Your method is as good as any, with the caveat that, from Python 2.6, you should be using next(iter(s)) rather than iter(s).next().

If you want a random element rather than an arbitrary one, use the following:

import random
random.sample(s, 1)[0]

Here are a couple of examples demonstrating the difference between those two:

>>> s = frozenset("kapow")
>>> [next(iter(s)) for _ in range(10)]
['a', 'a', 'a', 'a', 'a', 'a', 'a', 'a', 'a', 'a']

>>> import random
>>> [random.sample(s, 1)[0] for _ in range(10)]
['w', 'a', 'o', 'o', 'w', 'o', 'k', 'k', 'p', 'k']

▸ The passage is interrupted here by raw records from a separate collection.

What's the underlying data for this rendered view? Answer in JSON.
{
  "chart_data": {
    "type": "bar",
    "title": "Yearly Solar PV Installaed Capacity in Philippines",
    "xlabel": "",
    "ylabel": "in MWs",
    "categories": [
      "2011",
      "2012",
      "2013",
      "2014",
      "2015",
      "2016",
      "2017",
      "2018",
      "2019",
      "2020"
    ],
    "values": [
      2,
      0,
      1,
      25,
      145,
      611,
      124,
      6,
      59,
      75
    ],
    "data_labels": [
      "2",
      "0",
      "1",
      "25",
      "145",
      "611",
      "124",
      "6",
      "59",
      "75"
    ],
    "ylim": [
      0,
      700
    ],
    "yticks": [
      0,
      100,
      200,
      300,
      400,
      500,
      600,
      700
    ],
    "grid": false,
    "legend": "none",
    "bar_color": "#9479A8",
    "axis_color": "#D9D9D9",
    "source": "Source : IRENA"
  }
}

If you know that there is but one element in the frozenset, you can use iterable unpacking:

s = frozenset(['a'])
x, = s

This is somewhat a special case of the original question, but it comes in handy some times.

If you have a lot of these to do it might be faster than next(iter..:

>>> timeit.timeit('a,b = foo', setup='foo = frozenset(range(2))', number=100000000)
5.054765939712524
>>> timeit.timeit('a = next(iter(foo))', setup='foo = frozenset(range(2))', number=100000000)
11.258678197860718

You could use with python 3:

>>> s = frozenset(['a', 'b', 'c', 'd'])
>>> x, *_ = s
>>> x
'a'
>>> _, x, *_ = s
>>> x
'b'
>>> *_, x, _ = s
>>> x
'c'
>>> *_, x = s
>>> x
'd'